Character set handling

OpenConnect development started in 2008 on a modern Linux box, and as such the character set handling was extremely simplistic. It boiled down to the simple but reasonable assumption that "everything is UTF-8, all of the time". This was the case up to and including the OpenConnect 6.00 release in July 2014.

Since its inception, however, OpenConnect has been ported to various less progressive POSIX-based systems and also to Windows, which has its own particular style of charset insanity. It was therefore necessary to implement some explicit handling for character set conversion.

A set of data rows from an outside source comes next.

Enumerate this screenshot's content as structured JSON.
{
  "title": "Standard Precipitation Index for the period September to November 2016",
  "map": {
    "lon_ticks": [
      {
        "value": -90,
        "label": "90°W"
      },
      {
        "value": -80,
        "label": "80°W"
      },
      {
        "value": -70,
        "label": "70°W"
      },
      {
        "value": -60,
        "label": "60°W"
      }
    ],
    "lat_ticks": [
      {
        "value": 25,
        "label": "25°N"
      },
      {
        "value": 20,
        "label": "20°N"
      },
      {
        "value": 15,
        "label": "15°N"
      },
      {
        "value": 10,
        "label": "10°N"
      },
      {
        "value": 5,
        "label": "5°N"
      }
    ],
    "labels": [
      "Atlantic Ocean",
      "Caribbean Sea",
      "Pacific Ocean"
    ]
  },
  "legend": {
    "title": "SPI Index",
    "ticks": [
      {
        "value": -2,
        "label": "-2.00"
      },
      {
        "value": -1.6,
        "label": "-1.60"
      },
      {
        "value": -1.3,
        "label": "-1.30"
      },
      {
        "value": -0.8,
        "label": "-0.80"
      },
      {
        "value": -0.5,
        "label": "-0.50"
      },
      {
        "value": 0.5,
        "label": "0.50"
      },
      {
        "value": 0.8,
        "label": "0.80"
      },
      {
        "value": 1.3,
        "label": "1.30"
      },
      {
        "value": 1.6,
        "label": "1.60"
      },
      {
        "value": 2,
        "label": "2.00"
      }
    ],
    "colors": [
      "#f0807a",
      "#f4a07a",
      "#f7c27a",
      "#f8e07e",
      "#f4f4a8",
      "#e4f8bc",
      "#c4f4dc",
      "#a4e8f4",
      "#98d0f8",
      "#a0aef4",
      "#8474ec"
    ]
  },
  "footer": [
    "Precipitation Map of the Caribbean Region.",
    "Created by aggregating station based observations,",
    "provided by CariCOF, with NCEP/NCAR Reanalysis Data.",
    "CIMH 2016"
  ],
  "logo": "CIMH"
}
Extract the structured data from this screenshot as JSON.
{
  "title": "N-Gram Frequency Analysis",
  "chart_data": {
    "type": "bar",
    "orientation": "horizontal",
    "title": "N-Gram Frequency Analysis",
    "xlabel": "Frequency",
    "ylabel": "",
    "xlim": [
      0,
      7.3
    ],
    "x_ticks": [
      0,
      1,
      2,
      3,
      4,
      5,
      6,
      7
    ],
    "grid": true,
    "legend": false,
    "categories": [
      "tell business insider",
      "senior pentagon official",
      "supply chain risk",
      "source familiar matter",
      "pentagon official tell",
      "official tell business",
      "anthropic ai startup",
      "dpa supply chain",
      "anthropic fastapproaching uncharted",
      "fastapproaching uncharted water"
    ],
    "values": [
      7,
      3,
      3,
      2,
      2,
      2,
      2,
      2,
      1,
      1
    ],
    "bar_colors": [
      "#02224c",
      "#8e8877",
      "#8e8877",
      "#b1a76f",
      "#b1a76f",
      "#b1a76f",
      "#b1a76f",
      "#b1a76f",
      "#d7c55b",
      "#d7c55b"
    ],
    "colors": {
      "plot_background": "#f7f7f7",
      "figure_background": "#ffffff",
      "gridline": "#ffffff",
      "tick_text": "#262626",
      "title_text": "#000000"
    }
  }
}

The design of this character set handling is that the internal libopenconnect library still handles every string as UTF-8. All input and output of the library remains UTF-8, and all callers of the library are expected to handle them appropriately. For the GNOME and KDE GUI tools, this should come naturally as all strings are expected to be UTF-8 there. For the command-line tool openconnect itself, implemented in main.c, this means that character set conversion is done on all terminal input and output, and all arguments provided on the command line.

Where it is necessary to open files or interact with the system in other ways using the legacy character set, libopenconnect will do the required conversion transparently. On POSIX systems with legacy non-UTF-8 character sets, it will use iconv to convert, while on Windows it will convert to UTF-16 and use the wide character (so-called "Unicode") APIs instead.